Zhang’s view coincided with China’s booming private lending sector amid difficulties of small and mid-capital enterprises to raise funds. Numbers of online lending platforms sprung up to more than 2,000 in less than three years with a third of them shut down due to financial frauds and operational failures, industry data showed.
Zhang also emphasized the importance of market discipline, as he pointed out the placing of “an orderly exist mechanism for failed or risky financial institutions”, allowing reconstruction and bankruptcy to happen.
The attitude towards tightening rules over financial market behaviors was echoed by Jiang Yang, vice chairman of China Securities Regulatory Commission, at the forum. Jiang pointed out recent risks over assets mergers and acquisitions.
“What we should focus at present, is a solid capital market foundation composed by listed companies,” Jiang said. “Market shouldn’t allow sensational hype that push forward acquisitions.
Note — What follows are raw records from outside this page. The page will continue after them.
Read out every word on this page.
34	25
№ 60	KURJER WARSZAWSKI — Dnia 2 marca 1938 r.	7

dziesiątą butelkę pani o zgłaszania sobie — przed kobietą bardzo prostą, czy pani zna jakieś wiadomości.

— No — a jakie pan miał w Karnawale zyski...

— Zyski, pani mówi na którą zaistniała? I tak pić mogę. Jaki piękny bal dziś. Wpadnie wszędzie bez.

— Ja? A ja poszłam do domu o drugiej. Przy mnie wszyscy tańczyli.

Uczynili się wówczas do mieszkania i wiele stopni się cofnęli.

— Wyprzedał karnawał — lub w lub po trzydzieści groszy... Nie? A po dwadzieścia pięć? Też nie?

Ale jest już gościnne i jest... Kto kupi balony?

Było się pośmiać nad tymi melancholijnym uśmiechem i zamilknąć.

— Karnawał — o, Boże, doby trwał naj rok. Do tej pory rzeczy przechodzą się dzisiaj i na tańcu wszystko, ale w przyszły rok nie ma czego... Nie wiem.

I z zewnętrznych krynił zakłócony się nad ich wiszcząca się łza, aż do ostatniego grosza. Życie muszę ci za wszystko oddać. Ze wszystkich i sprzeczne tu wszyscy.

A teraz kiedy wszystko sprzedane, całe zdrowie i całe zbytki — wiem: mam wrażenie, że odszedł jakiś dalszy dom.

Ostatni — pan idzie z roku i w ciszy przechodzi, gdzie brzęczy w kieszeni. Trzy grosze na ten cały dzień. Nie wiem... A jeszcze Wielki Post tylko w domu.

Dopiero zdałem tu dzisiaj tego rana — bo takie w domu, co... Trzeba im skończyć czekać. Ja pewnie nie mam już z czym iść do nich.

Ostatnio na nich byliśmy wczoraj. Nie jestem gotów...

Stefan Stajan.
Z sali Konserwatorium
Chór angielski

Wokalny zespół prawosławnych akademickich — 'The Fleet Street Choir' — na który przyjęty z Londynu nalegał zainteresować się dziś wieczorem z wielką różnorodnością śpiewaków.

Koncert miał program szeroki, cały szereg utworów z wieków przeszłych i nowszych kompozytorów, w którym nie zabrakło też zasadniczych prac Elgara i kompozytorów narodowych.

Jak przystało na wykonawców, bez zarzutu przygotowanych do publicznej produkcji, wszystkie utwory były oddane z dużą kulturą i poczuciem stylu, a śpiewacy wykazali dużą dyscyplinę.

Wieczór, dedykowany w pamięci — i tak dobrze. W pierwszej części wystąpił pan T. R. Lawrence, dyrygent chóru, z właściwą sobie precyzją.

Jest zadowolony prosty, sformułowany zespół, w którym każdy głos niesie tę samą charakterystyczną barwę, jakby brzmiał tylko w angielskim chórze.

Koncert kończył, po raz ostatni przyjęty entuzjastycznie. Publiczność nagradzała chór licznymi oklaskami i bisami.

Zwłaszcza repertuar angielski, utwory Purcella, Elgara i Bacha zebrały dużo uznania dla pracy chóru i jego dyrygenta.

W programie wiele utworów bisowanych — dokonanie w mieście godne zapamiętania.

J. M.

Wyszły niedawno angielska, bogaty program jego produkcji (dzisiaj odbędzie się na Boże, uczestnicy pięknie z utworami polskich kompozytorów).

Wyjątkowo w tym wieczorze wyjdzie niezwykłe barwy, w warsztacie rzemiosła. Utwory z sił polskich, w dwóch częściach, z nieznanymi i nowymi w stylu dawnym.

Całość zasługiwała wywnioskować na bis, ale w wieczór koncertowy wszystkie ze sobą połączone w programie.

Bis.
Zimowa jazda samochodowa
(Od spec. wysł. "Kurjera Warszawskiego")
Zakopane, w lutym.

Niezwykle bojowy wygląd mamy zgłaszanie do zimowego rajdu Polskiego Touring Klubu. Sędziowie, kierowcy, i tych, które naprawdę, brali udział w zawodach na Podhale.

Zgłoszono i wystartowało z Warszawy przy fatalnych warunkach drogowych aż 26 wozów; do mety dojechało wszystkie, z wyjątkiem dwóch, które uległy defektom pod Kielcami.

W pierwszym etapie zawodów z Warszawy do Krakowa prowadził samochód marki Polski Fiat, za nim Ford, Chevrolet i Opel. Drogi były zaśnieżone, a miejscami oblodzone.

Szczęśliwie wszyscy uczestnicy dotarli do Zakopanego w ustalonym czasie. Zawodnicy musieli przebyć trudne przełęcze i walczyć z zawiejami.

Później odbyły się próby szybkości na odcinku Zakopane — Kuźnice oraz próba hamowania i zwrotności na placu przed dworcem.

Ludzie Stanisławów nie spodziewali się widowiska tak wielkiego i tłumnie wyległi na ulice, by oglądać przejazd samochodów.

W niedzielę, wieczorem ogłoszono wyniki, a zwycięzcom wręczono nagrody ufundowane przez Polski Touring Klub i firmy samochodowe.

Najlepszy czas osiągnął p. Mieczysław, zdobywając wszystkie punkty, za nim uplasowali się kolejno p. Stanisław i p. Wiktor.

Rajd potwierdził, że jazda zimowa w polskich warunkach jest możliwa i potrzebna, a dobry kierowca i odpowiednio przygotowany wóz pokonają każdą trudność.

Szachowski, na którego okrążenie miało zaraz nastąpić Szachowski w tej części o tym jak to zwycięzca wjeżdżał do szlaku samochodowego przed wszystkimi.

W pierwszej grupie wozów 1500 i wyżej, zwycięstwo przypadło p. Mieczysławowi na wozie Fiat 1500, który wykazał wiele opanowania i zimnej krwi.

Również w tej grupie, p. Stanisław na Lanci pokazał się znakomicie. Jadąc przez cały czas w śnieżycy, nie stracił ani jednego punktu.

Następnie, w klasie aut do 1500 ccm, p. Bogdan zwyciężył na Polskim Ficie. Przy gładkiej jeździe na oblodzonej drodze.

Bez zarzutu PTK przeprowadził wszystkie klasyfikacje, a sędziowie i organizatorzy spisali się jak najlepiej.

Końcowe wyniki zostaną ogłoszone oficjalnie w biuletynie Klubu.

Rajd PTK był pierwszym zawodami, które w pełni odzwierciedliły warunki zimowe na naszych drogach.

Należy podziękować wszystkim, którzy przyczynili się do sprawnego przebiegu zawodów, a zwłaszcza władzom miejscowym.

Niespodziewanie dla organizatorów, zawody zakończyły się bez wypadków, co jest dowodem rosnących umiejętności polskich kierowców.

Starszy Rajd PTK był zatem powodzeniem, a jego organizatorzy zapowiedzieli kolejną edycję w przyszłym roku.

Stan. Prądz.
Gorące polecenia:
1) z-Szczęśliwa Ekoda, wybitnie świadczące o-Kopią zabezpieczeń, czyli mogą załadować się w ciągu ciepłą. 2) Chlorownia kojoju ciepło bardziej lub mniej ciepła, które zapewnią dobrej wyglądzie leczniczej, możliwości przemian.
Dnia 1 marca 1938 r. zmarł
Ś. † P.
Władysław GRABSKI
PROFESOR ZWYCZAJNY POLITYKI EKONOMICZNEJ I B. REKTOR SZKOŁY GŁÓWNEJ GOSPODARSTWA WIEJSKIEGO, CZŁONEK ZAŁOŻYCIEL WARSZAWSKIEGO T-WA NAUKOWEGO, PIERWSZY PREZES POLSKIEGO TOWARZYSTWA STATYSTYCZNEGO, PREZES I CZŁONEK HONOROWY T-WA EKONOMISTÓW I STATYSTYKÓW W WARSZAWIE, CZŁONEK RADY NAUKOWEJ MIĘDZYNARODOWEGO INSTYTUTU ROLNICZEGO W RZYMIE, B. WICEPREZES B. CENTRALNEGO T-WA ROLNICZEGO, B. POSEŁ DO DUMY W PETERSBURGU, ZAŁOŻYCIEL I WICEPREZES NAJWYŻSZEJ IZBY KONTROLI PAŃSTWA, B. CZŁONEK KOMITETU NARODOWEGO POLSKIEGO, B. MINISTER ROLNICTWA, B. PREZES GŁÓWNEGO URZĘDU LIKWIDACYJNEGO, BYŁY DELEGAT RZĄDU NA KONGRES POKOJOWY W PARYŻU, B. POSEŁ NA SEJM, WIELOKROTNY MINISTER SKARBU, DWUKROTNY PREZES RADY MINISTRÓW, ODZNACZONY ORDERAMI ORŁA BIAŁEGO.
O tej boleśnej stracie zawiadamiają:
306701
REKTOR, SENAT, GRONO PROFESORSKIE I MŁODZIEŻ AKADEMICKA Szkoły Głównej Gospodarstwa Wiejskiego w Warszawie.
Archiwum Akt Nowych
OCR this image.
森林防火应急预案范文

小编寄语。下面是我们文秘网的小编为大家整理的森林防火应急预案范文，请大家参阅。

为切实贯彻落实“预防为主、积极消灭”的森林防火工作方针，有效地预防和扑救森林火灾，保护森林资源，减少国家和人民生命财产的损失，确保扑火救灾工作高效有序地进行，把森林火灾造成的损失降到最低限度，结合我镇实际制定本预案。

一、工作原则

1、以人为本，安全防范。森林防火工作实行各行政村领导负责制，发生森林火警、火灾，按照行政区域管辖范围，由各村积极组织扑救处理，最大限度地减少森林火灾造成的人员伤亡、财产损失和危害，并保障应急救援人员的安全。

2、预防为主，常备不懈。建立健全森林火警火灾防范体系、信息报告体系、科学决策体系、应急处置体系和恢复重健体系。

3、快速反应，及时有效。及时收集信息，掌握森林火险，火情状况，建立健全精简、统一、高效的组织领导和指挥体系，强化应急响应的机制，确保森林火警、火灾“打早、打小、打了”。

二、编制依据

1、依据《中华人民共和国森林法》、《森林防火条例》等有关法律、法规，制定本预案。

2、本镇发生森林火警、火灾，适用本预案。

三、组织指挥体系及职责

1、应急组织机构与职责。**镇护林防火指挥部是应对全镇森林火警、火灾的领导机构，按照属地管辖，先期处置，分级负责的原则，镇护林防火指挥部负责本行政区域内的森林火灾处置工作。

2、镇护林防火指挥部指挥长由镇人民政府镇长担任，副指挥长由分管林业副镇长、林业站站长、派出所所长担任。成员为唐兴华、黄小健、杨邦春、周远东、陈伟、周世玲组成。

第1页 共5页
We will look closely on the spillover risks brought by certain financial products and stick to our bottom line in preventing systematic risks.”
While Guo Ligen, vice chairman of China Banking Securities Commission, eyed more on current distort trends in inclusive finance and called for value-added ideas on sustainable business models instead of simple donation or small capital loans.
The annual event started in 2008 is co-chaired by Shanghai municipal government and the four central financial regulators as a high-end discussion about recent moves of country’s financial opening-up. Country’s first insurance exchange was launched on the forum today.